No meio deste pavoroso sofrimento, tanto de dia como de noite, tenho feito subir ao Céu muitas vezes a oferta deste mísero incenso, destas pobres migalhinhas que não são minhas, porque um morto nada tem.
Vejo os entusiasmos e a alegria em tantos rostos e parece-me ver e sentir mais fogo em tantos corações, e só eu nada tenho, tudo é morte.
No meu quarto, na minha caminha, ouço os cânticos, as pregações feitas na Igreja, na casa do meu Senhor, e só eu nada aproveito: tudo desaparece na minha mente, a minha ignorância nada me faz compreender, a morte tudo me rouba.
Meu Deus, meu Deus, as coisas do Senhor, não as compreendo, morrem logo, mas o pecado, o tremendo e pavoroso pecado não morre em mim, é meu, conheço-lhe toda a gravidade e malícia e parece-me que em todo o sentido da palavra, pecado de toda a espécie, toda a variedade de crimes. Eu conheço-os, eu conheço-os e parece-me que sou eu a praticá-los.
Mergulhei-me, banhei-me neste mar imenso de imundícies, mas sinto-me nesta ocasião mais mergulhada, mais sobrecarregada nos crimes desta terra. Sinto dela o que nunca senti. Sinto-me um trapo imundo e desfeito, que toda a humanidade calca, que todos escarram e de quem todos escarnecem. E mais, muito mais, como nunca da pobre gente de Balasar.
Ai, meu Deus, ai, meu Deus, o que eu tenho sentido e o que eu sinto! A minha alma vê e sente todo o inferno contra ela. Os demónios uivam raivosos, de dentes descarnados tentam atirar-se a mim, a amarfanharem-me, a derrotarem-me, a engolirem-me.
Não sei, mas sei, só com a força e graça do Senhor eu podia resistir sem cair no desespero. O Céu me aceite o sacrifício. Oh, como me custa falar!
Ontem, em todo o dia, senti o meu corpo e a minha alma a serem açoitados; foram açoites contínuos, foi um horto sem cessar.
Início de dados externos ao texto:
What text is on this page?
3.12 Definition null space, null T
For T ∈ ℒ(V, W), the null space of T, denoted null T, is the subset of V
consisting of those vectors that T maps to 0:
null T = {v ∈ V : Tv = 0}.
Só de noite senti mais o suor de sangue, a agonia que fazia com que a minha lama rolasse nos solo duro. A minha cabeça sentiu-se coroada de espinhos e estes abriram tanto sangue que regou a terra.
Hoje, logo pela manhã, viu a minha alma a grande montanha do Calvário e no cimo a cruz ao alto, onde eu havia de ser crucificada. Esta cruz chegava ao Céu e fazia-o abrir e resplandecer. E o meu corpo, condenado à morte, foi seguindo o Calvário para essa enorme montanha, como formiguinha que se arrasta pela terra. Levava sobre mim a cruz, o sangue corria, o suor banhava-me, o desfalecimento fez-me cair muitas vezes. No alto da cruz, não senti nela o corpo crucificado, mas sim, no centro, o coração, como se estivesse ele crucificado; e este gotejava sangue, bradava ao Pai em agonia e foi gotejando sempre até à última gota. E por último saiu água.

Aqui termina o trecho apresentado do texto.